Eser: Sizinle bu sohbeti yapmak istememin çok temel bir sebebi var. Biz eğitimciler olarak öğrencilerin 21. yüzyıl becerileri üzerine yoğunlaşmış durumdayız. Bu yüzyılın eğitim anlayışının ve öğretmenliğe bakışın nasıl olması gerektiği üzerine çok tartışma yürütüyoruz. Sürekli olarak sizin hakkınızda planlar yapıyoruz, şaşırmayın bunlar hep oluyor. Şimdi yetişen çocukların hayata nasıl adapte olacakları üzerine tahminlerde bulunuyoruz. Sizi edilgen konumdan çıkarıp sizlere kendi geleceğinizi belirleme konusunda söz hakkı vermenin çok önemli olduğunu düşündüğümden bu sohbeti yapma ihtiyacı duydum.

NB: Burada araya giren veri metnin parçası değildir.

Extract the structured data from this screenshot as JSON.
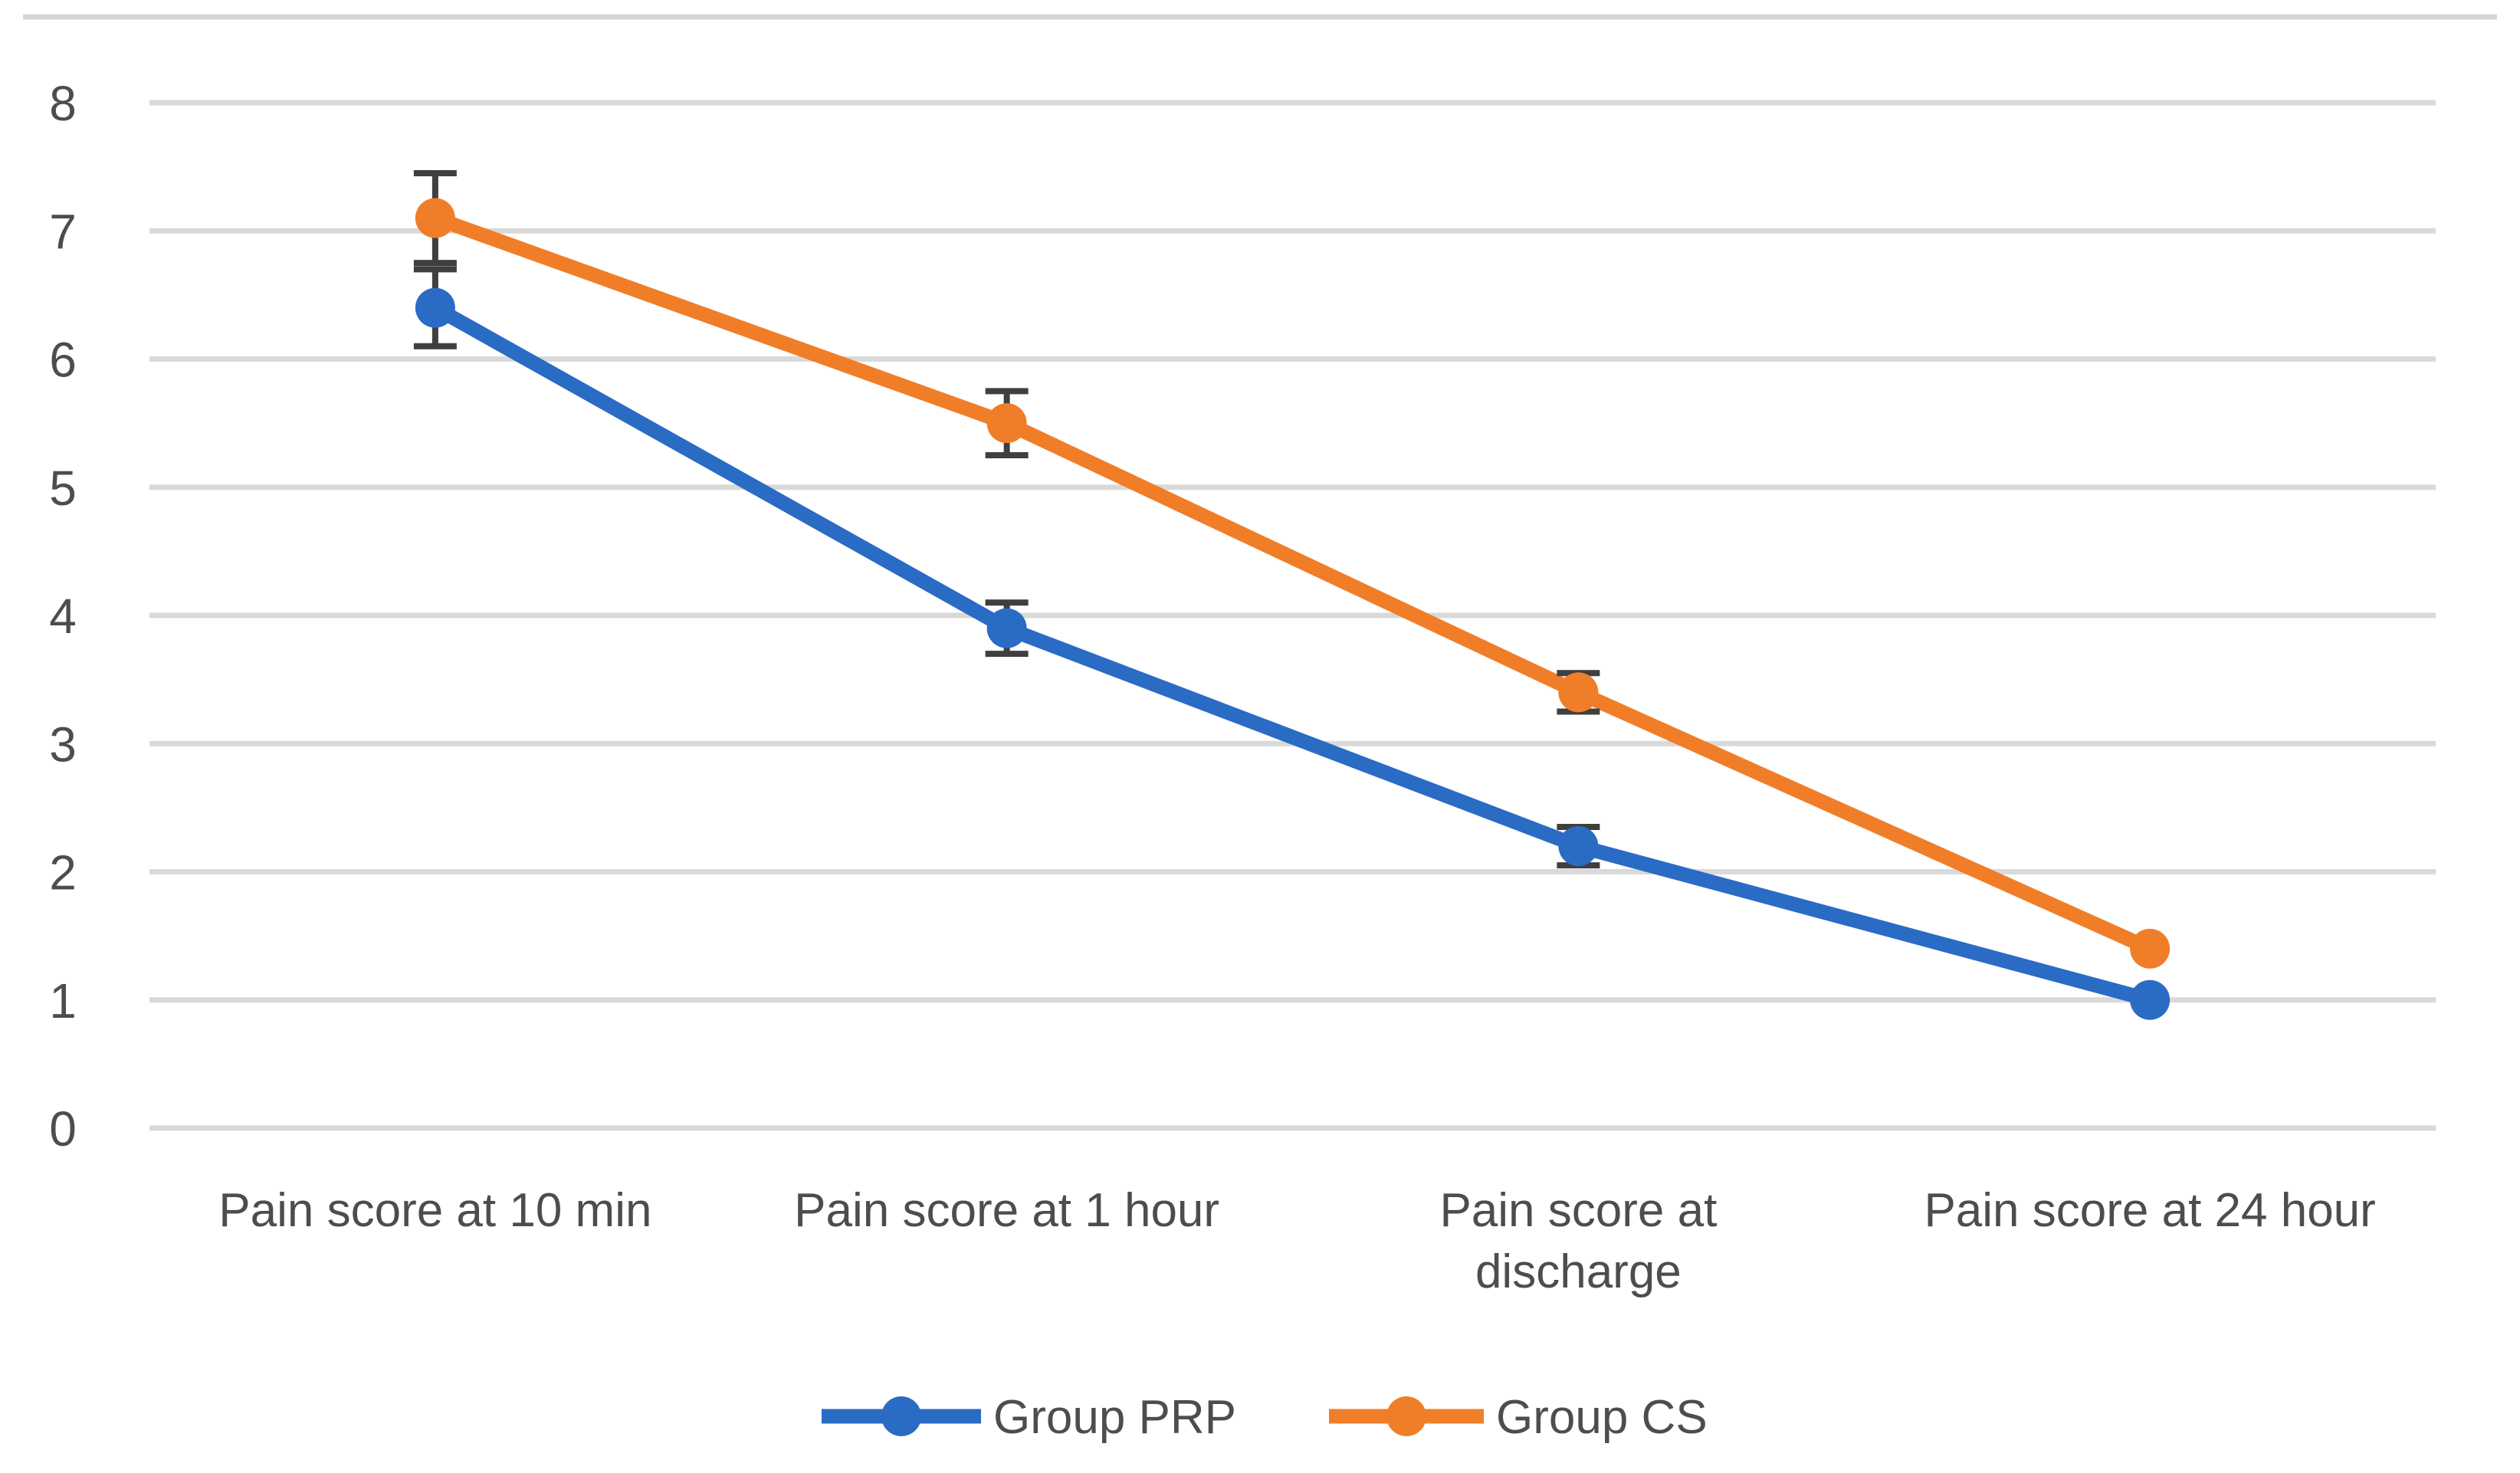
{
  "figure": {
    "background": "#ffffff",
    "top_border_color": "#d5d5d5"
  },
  "chart_data": {
    "type": "line",
    "title": "",
    "xlabel": "",
    "ylabel": "",
    "ylim": [
      0,
      8
    ],
    "yticks": [
      8,
      7,
      6,
      5,
      4,
      3,
      2,
      1,
      0
    ],
    "grid": true,
    "gridline_color": "#d9d9d9",
    "errorbar_color": "#3f3f3f",
    "tick_label_color": "#4d4d4d",
    "legend_position": "bottom",
    "categories": [
      "Pain score at 10 min",
      "Pain score at 1 hour",
      "Pain score at discharge",
      "Pain score at 24 hour"
    ],
    "category_label_lines": [
      [
        "Pain score at 10 min"
      ],
      [
        "Pain score at 1 hour"
      ],
      [
        "Pain score at",
        "discharge"
      ],
      [
        "Pain score at 24 hour"
      ]
    ],
    "series": [
      {
        "name": "Group PRP",
        "color": "#2a6bc4",
        "values": [
          6.4,
          3.9,
          2.2,
          1.0
        ],
        "error_low": [
          6.1,
          3.7,
          2.05,
          null
        ],
        "error_high": [
          6.7,
          4.1,
          2.35,
          null
        ]
      },
      {
        "name": "Group CS",
        "color": "#f07e28",
        "values": [
          7.1,
          5.5,
          3.4,
          1.4
        ],
        "error_low": [
          6.75,
          5.25,
          3.25,
          null
        ],
        "error_high": [
          7.45,
          5.75,
          3.55,
          null
        ]
      }
    ]
  }
}
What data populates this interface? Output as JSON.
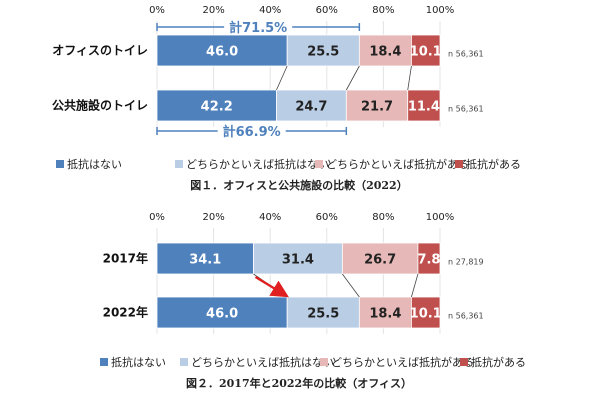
{
  "colors": {
    "s0": "#4f81bd",
    "s1": "#b9cde5",
    "s2": "#e6b9b8",
    "s3": "#c0504d",
    "total": "#4f81bd",
    "arrow": "#e02020"
  },
  "chart_data": [
    {
      "type": "bar",
      "stacked": true,
      "orientation": "horizontal",
      "title": "図１．オフィスと公共施設の比較（2022）",
      "xlim": [
        0,
        100
      ],
      "tick_labels": [
        "0%",
        "20%",
        "40%",
        "60%",
        "80%",
        "100%"
      ],
      "categories": [
        "オフィスのトイレ",
        "公共施設のトイレ"
      ],
      "value_labels": [
        [
          "46.0",
          "25.5",
          "18.4",
          "10.1"
        ],
        [
          "42.2",
          "24.7",
          "21.7",
          "11.4"
        ]
      ],
      "series": [
        {
          "name": "抵抗はない",
          "values": [
            46.0,
            42.2
          ]
        },
        {
          "name": "どちらかといえば抵抗はない",
          "values": [
            25.5,
            24.7
          ]
        },
        {
          "name": "どちらかといえば抵抗がある",
          "values": [
            18.4,
            21.7
          ]
        },
        {
          "name": "抵抗がある",
          "values": [
            10.1,
            11.4
          ]
        }
      ],
      "n_labels": [
        "n 56,361",
        "n 56,361"
      ],
      "totals": [
        {
          "label": "計71.5%",
          "category": 0,
          "value": 71.5
        },
        {
          "label": "計66.9%",
          "category": 1,
          "value": 66.9
        }
      ],
      "legend_position": "bottom"
    },
    {
      "type": "bar",
      "stacked": true,
      "orientation": "horizontal",
      "title": "図２．2017年と2022年の比較（オフィス）",
      "xlim": [
        0,
        100
      ],
      "tick_labels": [
        "0%",
        "20%",
        "40%",
        "60%",
        "80%",
        "100%"
      ],
      "categories": [
        "2017年",
        "2022年"
      ],
      "value_labels": [
        [
          "34.1",
          "31.4",
          "26.7",
          "7.8"
        ],
        [
          "46.0",
          "25.5",
          "18.4",
          "10.1"
        ]
      ],
      "series": [
        {
          "name": "抵抗はない",
          "values": [
            34.1,
            46.0
          ]
        },
        {
          "name": "どちらかといえば抵抗はない",
          "values": [
            31.4,
            25.5
          ]
        },
        {
          "name": "どちらかといえば抵抗がある",
          "values": [
            26.7,
            18.4
          ]
        },
        {
          "name": "抵抗がある",
          "values": [
            7.8,
            10.1
          ]
        }
      ],
      "n_labels": [
        "n 27,819",
        "n 56,361"
      ],
      "legend_position": "bottom"
    }
  ]
}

Sizin hayalinizdeki 21. yüzyıl okulu nasıl? Öğretmenin işlevi ne olmalı? Bizim çocukluğumuzda bilgiyi veren bir öğretmen vardı, otoriteydi ve ona karşı çıkmanız mümkün değildi, sorgulayamazdınız çünkü tek bilgi kaynağınız orasıydı. Ama şu anda öğretmen dışında birçok bilgi kaynağınız var, örneğin en temeli Google. Kendiniz rahatlıkla birçok şeyi araştırıp bulabiliyorsunuz. Bu durumda öğretmenin işlevi de değişiyor. Siz bu konu hakkında ne düşünüyorsunuz? İsterseniz öncelikle teknolojiden başlayalım.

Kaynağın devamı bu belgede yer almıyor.